L’ultima normativa nazionale risale alla legge 135 del 2001, quando il fenomeno delle piattaforme digitali non esisteva. Un buco legislativo mai sanato che ha permesso il proliferare della situazione attuale.Di recente c’è solo la sentenza della Cassazione, la 21562 del 2020, che ritiene coerente “l’assimilazione dell’attività di affittacamere a quella imprenditoriale alberghiera”. Eppure la variante capitolina procede in segno opposto. “Roma agisce in direzione inversa a quella di tutte le grandi capitali d’Europa”, nota ancora Barbara Pizzo, che si chiede se l’amministrazione abbia coscienza del fatto che sta “mettendo la casa e il diritto all’abitare in competizione con altre forme d’uso del patrimonio”. Negli ultimi 10 anni infatti, man mano tutte le città turistiche d’Europa hanno introdotto norme e limitazioni per evitare il proliferare di affitti turistici, che creano fenomeni speculativi palpabili, oltre a espulsione dei residenti. L’esempio di scuola è Lisbona, il cui centro rappresenta un caso di studio per gli effetti della gentrificazione. Già nel 2018 la capitale portoghese contava circa 50 mila appartamenti su Airbnb che hanno generato un reddito annuo di quasi 300 milioni di euro, di cui 24 milioni di euro relativi a un gruppo di appena 24 gestori e il fenomeno ha portato una crescita dei prezzi degli immobili del 60%. A Roma, con le condizioni di vuoto normativo si registrano sulla piattaforma 26.200 annunci, prima città d’Italia, con proprietari che gestiscono, 30, 50 o anche 250 annunci, a fronte di 12.306 strutture ricettive registrate dal Comune per un totale di 110 mila posti letto (sono 700 mila in Italia).

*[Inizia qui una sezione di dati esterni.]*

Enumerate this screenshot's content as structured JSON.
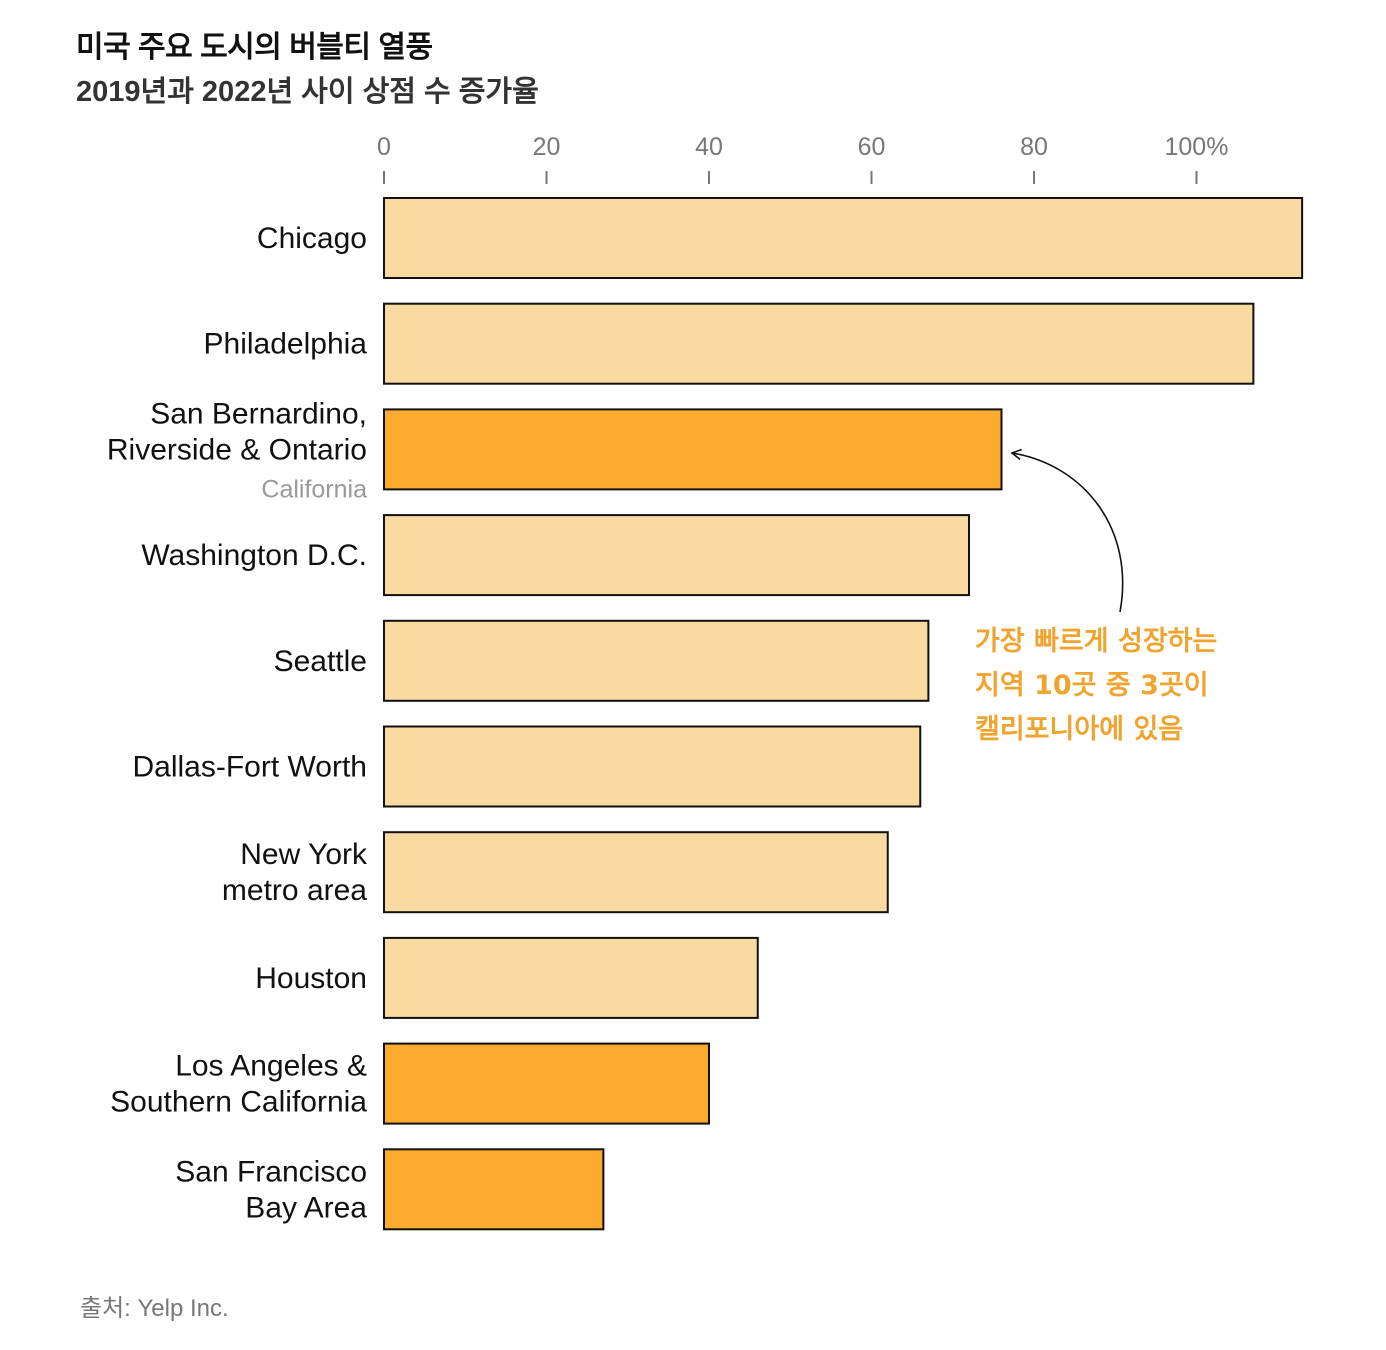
{
  "title": "미국 주요 도시의 버블티 열풍",
  "subtitle": "2019년과 2022년 사이 상점 수 증가율",
  "source": "출처: Yelp Inc.",
  "colors": {
    "base": "#f9dba1",
    "highlight": "#fcab2f",
    "annotation": "#f0a430",
    "stroke": "#111111"
  },
  "chart_data": {
    "type": "bar",
    "orientation": "horizontal",
    "x_ticks": [
      {
        "value": 0,
        "label": "0"
      },
      {
        "value": 20,
        "label": "20"
      },
      {
        "value": 40,
        "label": "40"
      },
      {
        "value": 60,
        "label": "60"
      },
      {
        "value": 80,
        "label": "80"
      },
      {
        "value": 100,
        "label": "100%"
      }
    ],
    "xlim": [
      0,
      113
    ],
    "axis_position": "top",
    "categories": [
      {
        "label_lines": [
          "Chicago"
        ],
        "note": "",
        "value": 113,
        "highlight": false
      },
      {
        "label_lines": [
          "Philadelphia"
        ],
        "note": "",
        "value": 107,
        "highlight": false
      },
      {
        "label_lines": [
          "San Bernardino,",
          "Riverside & Ontario"
        ],
        "note": "California",
        "value": 76,
        "highlight": true
      },
      {
        "label_lines": [
          "Washington D.C."
        ],
        "note": "",
        "value": 72,
        "highlight": false
      },
      {
        "label_lines": [
          "Seattle"
        ],
        "note": "",
        "value": 67,
        "highlight": false
      },
      {
        "label_lines": [
          "Dallas-Fort Worth"
        ],
        "note": "",
        "value": 66,
        "highlight": false
      },
      {
        "label_lines": [
          "New York",
          "metro area"
        ],
        "note": "",
        "value": 62,
        "highlight": false
      },
      {
        "label_lines": [
          "Houston"
        ],
        "note": "",
        "value": 46,
        "highlight": false
      },
      {
        "label_lines": [
          "Los Angeles &",
          "Southern California"
        ],
        "note": "",
        "value": 40,
        "highlight": true
      },
      {
        "label_lines": [
          "San Francisco",
          "Bay Area"
        ],
        "note": "",
        "value": 27,
        "highlight": true
      }
    ],
    "annotation": {
      "lines": [
        "가장 빠르게 성장하는",
        "지역 10곳 중 3곳이",
        "캘리포니아에 있음"
      ],
      "points_to_category": 2
    }
  }
}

In una situazione simile, il sindaco di Firenze Dario Nardella – politicamente vicino a Gualtieri – recentemente ha adottato un indirizzo diverso, anche sulla spinta di una proposta di referendum popolare. Il 1° giugno ha annunciato lo “stop all’affitto breve in area Unesco” e poi ha annunciato “una ‘articolazione giuridica’ nella destinazione ‘residenziale’, quella per affitti turistici brevi” per rendere più difficili i cambi d’uso. Ma l’esperimento evidentemente non interessa al Campidoglio. Insomma, nella Disneyland di Gualtieri sono benvenuti investitori e turisti: chi ha bisogno di un tetto può anche sloggiare in periferia.